All 18 holes at the UI course opened for play in August 1970 with some minor modifications to the original nine. The front and back nines were switched in the 1990s, and both nines contain original holes and newer ones. The course was formerly par 71, as the 7th hole (formerly #16), currently a downhill par-5, was a par-4 prior to the addition of new tee boxes and the greenside pond. The greenside ponds on the current 1st and 7th holes were added in the mid-1990s. The lowest part of the course is in the southwest corner at the twelfth green; at approximately 2560 ft, it is 170 ft below the clubhouse.

The par-5 fourth hole was part of the grade of the old road to Pullman.
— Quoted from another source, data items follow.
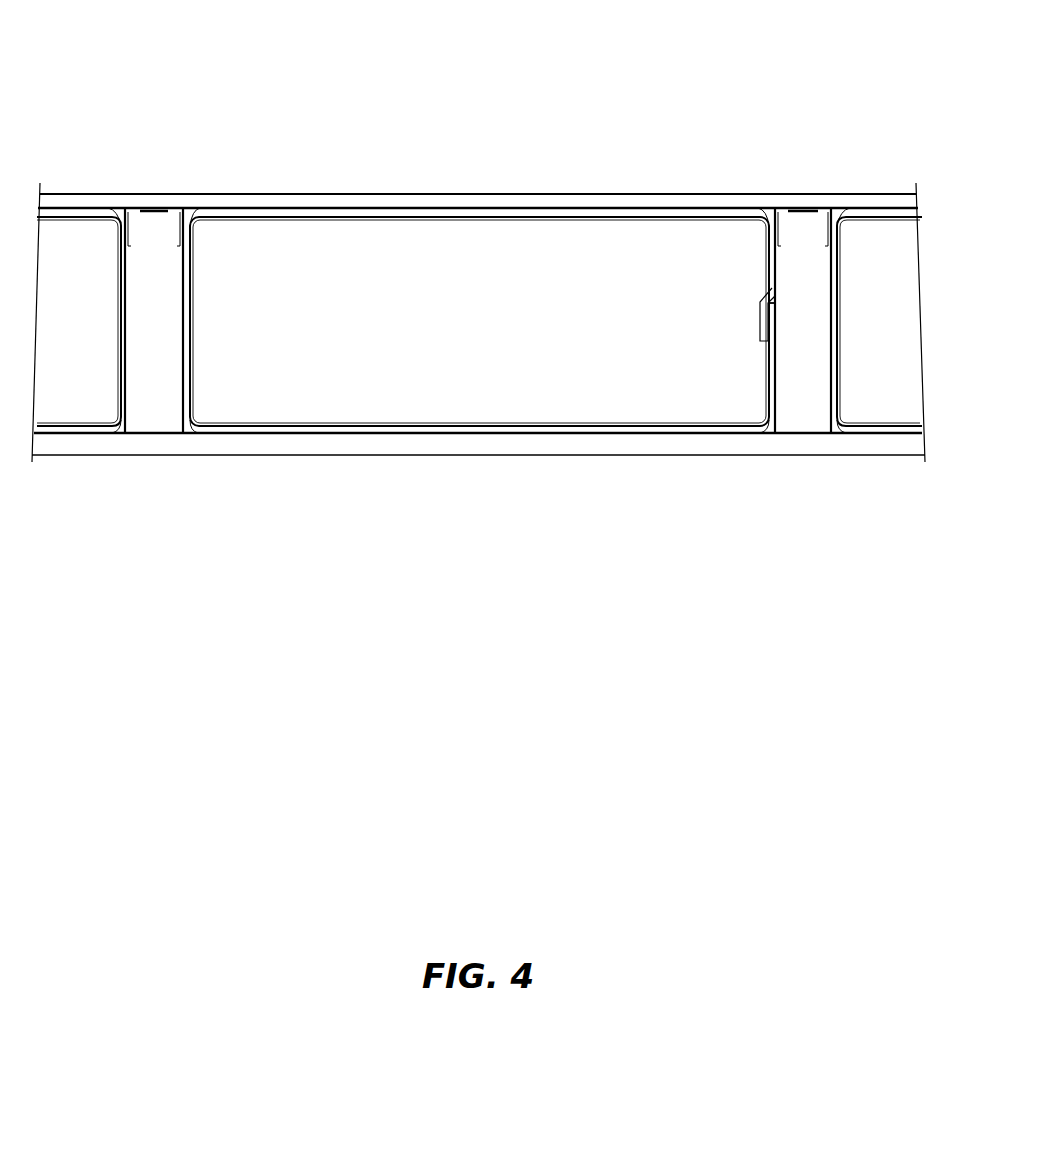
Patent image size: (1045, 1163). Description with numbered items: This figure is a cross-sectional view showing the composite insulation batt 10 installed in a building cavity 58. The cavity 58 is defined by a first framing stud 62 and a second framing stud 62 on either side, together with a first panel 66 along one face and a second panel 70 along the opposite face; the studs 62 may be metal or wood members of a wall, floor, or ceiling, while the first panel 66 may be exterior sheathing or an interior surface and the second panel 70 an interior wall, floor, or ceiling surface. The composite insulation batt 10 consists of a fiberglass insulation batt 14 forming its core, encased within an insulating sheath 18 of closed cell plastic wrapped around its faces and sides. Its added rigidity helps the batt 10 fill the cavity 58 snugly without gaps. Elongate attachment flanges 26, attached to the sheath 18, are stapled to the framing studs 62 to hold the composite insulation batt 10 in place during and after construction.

The composite insulation batt 10 is at (493, 302).
The fiberglass insulation batt 14 is at (540, 278).
The insulating sheath 18 is at (610, 212).
The attachment flanges 26 is at (163, 207).
The building cavity 58 is at (362, 460).
The framing stud 62 is at (158, 382).
The first panel 66 is at (482, 445).
The second panel 70 is at (273, 200).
The massive water tank behind its green (west) was added in 1980 to satisfy insurance requirements for campus firefighting; the tank north of the tee box was completed in 2010, for chilled water storage for campus air conditioning.

The course was originally owned and operated by the Associated Students of the University of Idaho (ASUI), the student government. The university took control of the course in 1986, and the lounge was remodeled in 1990.

The UI course became the senior 18-hole venue on the Palouse in 2008, when Washington State University in Pullman opened its long-anticipated Palouse Ridge Golf Club in late August.

==Vandal Golf & Professional Golf Management==
The UI Golf Course is the home of the Vandal golf teams, which compete in the Big Sky Conference of the NCAA. Idaho was formerly a member of the Western Athletic Conference (WAC) (2005–14), Big West (1996–2005), Big Sky (1963–96), and Pacific Coast (1922–59) conferences.

The university offers a bachelor's degree in Professional Golf Management, a five-year program in the College of Business and Economics. Launched in 2002, it is the only PGA-accredited college program in the Northwest and one of 20 in the nation.